- Born: 8 December 1873 London, England
- Died: 1955 (aged 81–82) Hove, East Sussex
- Education: Royal Academy Schools
- Known for: Painting

= Maud Marian Wear =

British artist (1873–1955)

Maud Marian Wear (8 December 1873 – 1955) was a British artist, known as a painter and miniaturist.

==Biography==
Wear was born in London to a local woman and a wine merchant's clerk from Yorkshire who later became a newspaper correspondent. Wear was raised in Hackney and privately educated at Eastbourne before entering the Royal Academy Schools in February 1896. During her five years at the Academy Schools Wear won a silver medal for a painting of the draped figure.

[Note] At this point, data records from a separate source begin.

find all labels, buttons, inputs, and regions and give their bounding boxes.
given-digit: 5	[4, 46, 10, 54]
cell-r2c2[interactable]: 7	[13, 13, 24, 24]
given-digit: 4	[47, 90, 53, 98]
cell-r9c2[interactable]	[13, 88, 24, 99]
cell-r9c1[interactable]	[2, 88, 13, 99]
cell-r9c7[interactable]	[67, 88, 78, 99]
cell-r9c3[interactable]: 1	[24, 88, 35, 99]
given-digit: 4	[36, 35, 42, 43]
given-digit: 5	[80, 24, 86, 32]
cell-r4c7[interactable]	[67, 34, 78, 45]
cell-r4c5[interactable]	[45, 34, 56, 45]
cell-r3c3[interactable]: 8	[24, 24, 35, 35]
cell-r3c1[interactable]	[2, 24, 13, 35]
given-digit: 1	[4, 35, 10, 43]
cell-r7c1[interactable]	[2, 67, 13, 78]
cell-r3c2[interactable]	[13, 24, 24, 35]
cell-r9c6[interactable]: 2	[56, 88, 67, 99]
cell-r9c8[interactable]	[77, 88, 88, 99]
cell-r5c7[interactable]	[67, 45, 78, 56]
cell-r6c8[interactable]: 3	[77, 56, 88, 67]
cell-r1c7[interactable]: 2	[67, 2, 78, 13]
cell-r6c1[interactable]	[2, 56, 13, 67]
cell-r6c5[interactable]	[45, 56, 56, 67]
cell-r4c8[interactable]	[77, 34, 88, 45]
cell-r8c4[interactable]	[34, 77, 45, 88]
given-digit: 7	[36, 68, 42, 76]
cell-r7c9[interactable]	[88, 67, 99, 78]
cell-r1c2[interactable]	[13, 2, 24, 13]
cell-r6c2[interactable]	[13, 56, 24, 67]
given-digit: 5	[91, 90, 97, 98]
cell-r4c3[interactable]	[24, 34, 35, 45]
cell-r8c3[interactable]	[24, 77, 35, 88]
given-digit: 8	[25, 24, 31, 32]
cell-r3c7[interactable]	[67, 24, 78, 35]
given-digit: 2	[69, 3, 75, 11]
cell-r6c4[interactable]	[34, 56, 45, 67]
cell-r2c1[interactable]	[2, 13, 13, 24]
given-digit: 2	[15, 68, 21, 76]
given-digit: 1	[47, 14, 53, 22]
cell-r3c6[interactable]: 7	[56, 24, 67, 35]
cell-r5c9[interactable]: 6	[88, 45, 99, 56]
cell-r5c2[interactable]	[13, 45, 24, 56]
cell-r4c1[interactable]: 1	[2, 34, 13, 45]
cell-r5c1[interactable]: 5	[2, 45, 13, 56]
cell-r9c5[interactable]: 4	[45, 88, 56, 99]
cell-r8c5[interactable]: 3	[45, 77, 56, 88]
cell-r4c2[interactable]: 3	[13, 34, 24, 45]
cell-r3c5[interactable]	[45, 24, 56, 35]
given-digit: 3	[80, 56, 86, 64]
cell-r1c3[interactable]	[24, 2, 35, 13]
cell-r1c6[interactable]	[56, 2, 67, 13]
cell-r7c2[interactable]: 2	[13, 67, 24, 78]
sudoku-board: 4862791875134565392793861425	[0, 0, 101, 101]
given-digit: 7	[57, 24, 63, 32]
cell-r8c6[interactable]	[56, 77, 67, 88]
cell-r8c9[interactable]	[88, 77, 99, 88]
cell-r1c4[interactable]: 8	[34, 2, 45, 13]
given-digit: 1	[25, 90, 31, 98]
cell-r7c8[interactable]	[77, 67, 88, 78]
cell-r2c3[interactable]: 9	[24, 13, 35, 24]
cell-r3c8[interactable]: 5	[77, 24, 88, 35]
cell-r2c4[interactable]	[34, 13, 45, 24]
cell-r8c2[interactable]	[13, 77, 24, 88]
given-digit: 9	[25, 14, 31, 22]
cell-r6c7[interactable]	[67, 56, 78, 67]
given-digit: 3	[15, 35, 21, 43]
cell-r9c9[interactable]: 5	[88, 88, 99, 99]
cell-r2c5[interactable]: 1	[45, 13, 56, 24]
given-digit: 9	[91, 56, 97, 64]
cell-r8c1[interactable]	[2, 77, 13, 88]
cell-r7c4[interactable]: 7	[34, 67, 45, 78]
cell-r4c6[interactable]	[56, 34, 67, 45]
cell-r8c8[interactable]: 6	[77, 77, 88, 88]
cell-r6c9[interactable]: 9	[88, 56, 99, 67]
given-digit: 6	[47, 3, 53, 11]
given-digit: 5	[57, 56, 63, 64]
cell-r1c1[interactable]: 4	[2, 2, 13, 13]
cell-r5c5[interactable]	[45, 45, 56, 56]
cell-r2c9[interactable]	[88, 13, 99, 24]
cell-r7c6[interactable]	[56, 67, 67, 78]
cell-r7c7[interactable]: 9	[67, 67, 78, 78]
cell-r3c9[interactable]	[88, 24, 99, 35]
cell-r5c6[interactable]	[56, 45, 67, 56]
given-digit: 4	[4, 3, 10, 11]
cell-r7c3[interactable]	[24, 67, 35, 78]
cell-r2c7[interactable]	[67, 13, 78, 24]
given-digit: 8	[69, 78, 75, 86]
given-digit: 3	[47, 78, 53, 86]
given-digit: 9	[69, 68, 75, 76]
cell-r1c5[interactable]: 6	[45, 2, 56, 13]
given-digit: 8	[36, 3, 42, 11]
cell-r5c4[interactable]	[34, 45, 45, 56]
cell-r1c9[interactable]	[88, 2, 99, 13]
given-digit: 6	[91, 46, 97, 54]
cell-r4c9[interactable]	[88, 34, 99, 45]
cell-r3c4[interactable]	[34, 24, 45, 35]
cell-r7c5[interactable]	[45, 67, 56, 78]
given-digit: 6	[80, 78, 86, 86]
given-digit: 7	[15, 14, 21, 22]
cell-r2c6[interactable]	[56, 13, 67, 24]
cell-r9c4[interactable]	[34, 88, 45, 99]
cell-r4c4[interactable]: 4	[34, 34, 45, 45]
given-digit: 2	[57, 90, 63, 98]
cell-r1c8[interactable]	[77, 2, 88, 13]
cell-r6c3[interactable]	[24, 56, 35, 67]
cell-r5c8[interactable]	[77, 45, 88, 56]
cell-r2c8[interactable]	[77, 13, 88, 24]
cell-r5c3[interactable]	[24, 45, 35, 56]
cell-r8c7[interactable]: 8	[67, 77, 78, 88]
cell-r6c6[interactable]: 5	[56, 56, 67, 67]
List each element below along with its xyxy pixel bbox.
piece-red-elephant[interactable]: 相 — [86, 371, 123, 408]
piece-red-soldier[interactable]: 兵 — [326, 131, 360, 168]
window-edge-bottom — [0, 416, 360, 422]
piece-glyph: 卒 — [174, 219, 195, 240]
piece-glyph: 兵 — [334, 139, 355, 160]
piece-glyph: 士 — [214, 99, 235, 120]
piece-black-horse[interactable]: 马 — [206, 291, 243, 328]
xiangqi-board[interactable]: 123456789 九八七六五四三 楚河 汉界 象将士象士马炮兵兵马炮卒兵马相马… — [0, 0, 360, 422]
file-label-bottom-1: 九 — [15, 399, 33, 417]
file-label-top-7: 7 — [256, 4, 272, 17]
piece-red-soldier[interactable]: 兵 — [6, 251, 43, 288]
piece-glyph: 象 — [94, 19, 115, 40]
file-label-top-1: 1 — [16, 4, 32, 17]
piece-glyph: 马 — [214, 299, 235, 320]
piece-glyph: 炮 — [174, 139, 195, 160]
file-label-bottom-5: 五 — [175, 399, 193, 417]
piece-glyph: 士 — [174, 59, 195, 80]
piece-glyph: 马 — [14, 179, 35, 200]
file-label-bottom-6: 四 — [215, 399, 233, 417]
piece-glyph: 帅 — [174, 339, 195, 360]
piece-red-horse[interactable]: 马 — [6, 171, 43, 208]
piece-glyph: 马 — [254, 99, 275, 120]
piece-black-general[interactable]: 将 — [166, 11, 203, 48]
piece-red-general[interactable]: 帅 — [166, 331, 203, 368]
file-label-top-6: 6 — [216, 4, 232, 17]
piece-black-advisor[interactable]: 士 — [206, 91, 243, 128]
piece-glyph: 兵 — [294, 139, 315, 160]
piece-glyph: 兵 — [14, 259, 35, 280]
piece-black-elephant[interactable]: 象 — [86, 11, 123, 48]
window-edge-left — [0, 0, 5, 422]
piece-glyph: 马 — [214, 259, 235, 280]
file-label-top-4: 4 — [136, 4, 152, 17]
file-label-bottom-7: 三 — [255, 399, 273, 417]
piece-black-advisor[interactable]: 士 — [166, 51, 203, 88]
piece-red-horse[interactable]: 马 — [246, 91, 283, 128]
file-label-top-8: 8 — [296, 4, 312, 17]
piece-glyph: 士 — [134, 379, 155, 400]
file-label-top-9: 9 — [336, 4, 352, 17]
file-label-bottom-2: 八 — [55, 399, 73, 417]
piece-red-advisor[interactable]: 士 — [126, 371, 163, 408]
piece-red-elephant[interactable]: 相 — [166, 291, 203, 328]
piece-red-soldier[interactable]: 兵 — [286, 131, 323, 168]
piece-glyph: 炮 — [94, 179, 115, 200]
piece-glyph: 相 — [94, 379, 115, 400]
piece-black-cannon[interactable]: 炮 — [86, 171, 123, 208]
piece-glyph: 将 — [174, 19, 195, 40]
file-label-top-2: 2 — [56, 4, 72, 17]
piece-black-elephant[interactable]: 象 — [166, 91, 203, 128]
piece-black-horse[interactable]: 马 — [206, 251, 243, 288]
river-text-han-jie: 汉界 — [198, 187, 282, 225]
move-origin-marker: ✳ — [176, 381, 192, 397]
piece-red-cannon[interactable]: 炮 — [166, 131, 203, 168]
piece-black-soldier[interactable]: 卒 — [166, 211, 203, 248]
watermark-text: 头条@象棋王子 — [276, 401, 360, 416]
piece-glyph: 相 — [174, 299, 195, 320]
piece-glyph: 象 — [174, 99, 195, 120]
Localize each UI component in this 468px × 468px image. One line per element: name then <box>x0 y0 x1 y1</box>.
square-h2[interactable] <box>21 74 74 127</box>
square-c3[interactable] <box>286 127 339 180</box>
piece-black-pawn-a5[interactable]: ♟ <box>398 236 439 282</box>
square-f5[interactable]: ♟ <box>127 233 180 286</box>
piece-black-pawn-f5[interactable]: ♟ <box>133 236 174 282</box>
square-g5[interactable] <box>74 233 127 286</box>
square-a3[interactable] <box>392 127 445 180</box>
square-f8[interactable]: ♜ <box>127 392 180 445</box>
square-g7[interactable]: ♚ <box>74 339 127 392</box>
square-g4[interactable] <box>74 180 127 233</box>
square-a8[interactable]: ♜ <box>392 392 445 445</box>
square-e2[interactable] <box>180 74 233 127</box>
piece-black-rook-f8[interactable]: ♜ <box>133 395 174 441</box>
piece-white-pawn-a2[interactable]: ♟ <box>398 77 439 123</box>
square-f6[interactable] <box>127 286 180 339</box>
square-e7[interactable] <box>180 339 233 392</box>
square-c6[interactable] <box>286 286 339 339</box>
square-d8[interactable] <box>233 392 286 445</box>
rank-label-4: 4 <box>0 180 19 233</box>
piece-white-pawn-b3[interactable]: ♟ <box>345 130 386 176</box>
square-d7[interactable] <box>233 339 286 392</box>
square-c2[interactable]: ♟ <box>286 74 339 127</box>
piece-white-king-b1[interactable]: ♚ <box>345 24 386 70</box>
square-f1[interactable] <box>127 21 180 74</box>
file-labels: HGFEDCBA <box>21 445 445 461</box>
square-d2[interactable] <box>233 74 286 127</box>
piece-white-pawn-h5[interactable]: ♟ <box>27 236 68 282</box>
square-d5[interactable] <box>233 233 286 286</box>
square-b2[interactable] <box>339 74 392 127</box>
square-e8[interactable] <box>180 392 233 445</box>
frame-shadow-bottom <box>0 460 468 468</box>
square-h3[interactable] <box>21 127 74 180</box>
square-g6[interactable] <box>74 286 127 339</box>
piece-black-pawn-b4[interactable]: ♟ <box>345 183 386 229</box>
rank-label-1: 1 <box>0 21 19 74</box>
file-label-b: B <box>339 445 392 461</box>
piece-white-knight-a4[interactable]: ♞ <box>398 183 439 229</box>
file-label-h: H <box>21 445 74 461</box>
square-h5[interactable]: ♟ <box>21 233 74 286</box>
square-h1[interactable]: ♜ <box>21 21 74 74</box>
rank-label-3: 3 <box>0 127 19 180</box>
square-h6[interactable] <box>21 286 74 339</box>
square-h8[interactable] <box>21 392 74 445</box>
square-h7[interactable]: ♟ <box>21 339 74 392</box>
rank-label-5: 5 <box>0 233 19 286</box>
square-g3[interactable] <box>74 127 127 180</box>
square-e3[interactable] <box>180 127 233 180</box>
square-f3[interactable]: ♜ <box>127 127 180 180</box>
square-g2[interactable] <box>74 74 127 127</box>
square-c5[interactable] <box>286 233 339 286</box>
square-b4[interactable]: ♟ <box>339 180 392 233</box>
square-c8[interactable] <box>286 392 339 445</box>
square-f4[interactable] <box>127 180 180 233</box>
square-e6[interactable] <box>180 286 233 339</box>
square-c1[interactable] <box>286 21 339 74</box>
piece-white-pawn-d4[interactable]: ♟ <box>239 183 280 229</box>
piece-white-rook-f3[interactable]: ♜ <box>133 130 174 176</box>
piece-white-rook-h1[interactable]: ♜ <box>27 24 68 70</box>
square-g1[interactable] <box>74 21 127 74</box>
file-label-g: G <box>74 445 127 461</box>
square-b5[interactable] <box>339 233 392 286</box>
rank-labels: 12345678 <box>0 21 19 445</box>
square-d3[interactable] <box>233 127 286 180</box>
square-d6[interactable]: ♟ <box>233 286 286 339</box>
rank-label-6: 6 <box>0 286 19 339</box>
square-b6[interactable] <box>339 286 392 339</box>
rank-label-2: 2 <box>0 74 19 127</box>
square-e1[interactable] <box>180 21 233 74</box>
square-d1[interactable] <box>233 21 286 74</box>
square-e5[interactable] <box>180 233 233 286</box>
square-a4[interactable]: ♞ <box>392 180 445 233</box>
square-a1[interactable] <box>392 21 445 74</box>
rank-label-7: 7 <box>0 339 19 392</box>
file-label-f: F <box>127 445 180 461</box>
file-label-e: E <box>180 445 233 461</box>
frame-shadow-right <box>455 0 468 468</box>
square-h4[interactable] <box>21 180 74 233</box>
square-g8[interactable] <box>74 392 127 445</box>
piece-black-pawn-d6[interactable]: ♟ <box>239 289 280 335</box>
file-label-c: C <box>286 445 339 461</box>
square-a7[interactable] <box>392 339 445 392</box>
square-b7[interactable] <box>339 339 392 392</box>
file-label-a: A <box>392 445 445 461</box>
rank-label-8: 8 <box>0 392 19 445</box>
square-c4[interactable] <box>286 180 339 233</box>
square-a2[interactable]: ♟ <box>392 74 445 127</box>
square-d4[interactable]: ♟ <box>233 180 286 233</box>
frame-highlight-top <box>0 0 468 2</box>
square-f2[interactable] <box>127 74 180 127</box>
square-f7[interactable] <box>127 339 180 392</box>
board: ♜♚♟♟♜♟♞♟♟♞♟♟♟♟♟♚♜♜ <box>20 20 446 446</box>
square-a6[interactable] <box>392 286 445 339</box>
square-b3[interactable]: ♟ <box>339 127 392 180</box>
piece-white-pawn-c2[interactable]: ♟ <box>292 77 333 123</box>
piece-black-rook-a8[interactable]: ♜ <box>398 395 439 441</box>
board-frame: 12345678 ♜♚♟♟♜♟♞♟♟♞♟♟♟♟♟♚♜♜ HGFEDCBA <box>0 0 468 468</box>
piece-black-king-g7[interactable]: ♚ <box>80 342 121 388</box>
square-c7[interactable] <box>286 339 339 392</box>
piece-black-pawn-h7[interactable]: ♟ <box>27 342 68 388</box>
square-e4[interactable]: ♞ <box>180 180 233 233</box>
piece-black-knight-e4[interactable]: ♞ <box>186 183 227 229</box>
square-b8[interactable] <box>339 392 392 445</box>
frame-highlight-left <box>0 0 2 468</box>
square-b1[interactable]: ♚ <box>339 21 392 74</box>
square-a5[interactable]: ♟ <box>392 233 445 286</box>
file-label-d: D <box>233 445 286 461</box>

Subsequently she combined teaching at the London County Council Central School of Arts and Crafts with an exhibition career that was noted for its portraits and figure studies.

Wear showed a total of 45 works at the Royal Academy in London and also exhibited with the New English Art Club, the International Society of Sculptors, Painters and Gravers, the Royal Miniature Society, the Glasgow Art Gallery, the Walker Art Gallery in Liverpool and the Paris Salon.

For a time, Wear lived at Blockley in Gloucestershire but moved between several locations in southern England during her life. She died at Hove in East Sussex.